Thomas Jefferson Papers

To Thomas Jefferson from the Commissioners of the Federal District, 5 December 1792

From the Commissioners of the Federal District

George Town 5th Decr. 1792


We have now to acknowledge the receipt of your letter, inclosing to us the Presidents order on the Treasurer of Virginia for the second instalment due from that State. The plans are also received, and we shall have them distributed for sale immediately, at the price you have rated them. We beg you to inform the President, that we shall take into mature consideration, at our next meeting, the several matters mentioned by him; particularly that respecting an Agent for conducting the sale of Lots, in the different States; as soon as Mr. Blodget shall have submitted to us his plan. Our conversation with him on this subject, was but short; but approving of the idea, we mentioned it to the President, at his request, to give him an opportunity of explaining himself more fully. From this conversation, we were led to expect, he would have submitted to the President’s consideration, some digested plan on the subject. We are sorry to inform you, that there has not only been a great want of punctuallity among those who purchased at the first sale, in their second payments; but even among those who were purchasers at the last, of their first advance. They have all been written to pressingly.

We have received a Letter from Mr. Mullikin to Mr. Herbaugh, offering to set up a mill for cutting stone: we shall postpone answering it till we are informed of the result of your enquiries respecting it. We have not an opportunity of consulting the Encyclopedie Methodique, but think it probable, that Mr. Hallets design of a mill of that kind, which he has shewn us, is derived from that Source. We have equal discouragements to our attempts to procure Mechanics from Scotland, with what Mr. Vanstaphorst’s letter presents us, and have consequently just reasons to fear a poor progress next spring. A Mr. Thornton of Philadelphia, informs us, he has a plan of a Capitol to send us. As we expect by our next meeting, Mr. Hallets plan will be ready to send on to the President, we have desired him to lay his before you, for the President’s inspection, in the first place, that he may have an opportunity of judging of their comparative merits.

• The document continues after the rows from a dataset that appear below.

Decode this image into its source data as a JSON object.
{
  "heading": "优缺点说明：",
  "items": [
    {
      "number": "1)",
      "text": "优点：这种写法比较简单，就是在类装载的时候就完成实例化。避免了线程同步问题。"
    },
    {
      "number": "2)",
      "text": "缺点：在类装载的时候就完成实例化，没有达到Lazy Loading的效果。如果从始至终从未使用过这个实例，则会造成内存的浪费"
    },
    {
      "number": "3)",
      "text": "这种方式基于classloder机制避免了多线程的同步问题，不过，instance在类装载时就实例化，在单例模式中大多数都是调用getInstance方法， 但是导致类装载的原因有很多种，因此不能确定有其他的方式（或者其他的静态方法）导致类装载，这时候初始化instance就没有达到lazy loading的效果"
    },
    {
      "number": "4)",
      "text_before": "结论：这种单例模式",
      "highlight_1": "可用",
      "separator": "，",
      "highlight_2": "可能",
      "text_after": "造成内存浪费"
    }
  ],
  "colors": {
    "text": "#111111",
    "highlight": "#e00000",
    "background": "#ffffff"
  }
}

We are happy to inform you that the outlines of the Territory are nearly completed; and that Mr. Ellicot informs us, we shall have it in our power next month of sending in our report to the President on this subject. We are Sir, with great Esteem & respect your Mo Obedt hble Servts

Dd: Stuart } Commns:
Danl. Carroll

RC (DLC); in a clerk’s hand except for signatures; at foot of text: “The Secretary of State”; endorsed by TJ as received 8 Dec. 1792 and so recorded in SJL. FC (DNA: RG 42, DCLB).

The several matters mentioned in the President’s 17 Nov. 1792 letter to the Commissioners included the mode of selling lots in the Federal District in the vicinity of the Capitol and the President’s House, various proposals for promoting future land sales in the District, and the appointment of a resident superintendent to oversee District business (Fitzpatrick, Writings description begins John C. Fitzpatrick, ed., The Writings of George Washington, Washington, D.C., 1931–44, 39 vols. description ends , xxxii, 225–7). The 27 Oct. 1792 letter of Samuel Mullikin to Leonard Herbaugh describing the advantages of his “marble and stone machine” in the construction of Federal District buildings is in DNA: RG 42, PBG. Vanstaphorst’s letter: In a letter to the Commissioners dated 8 Sep. 1792 and endorsed as received 3 Dec. 1792, Van Staphorst & Hubbard, bankers of the United States in Amsterdam, explained the difficulties of recruiting “Palatines, Labourers, Tradesmen &c” to work in the Federal District (same). For a discussion of the plan for the Capitol submitted by Dr. William Thornton, which was eventually preferred by TJ, Washington, and the Commissioners above all its competitors, see Washington to the Commissioners, 31 Jan. 1793. The Commissioners submitted a report on the survey of the Federal District in their 5 Jan. 1793 letter to the President (same, DCLB).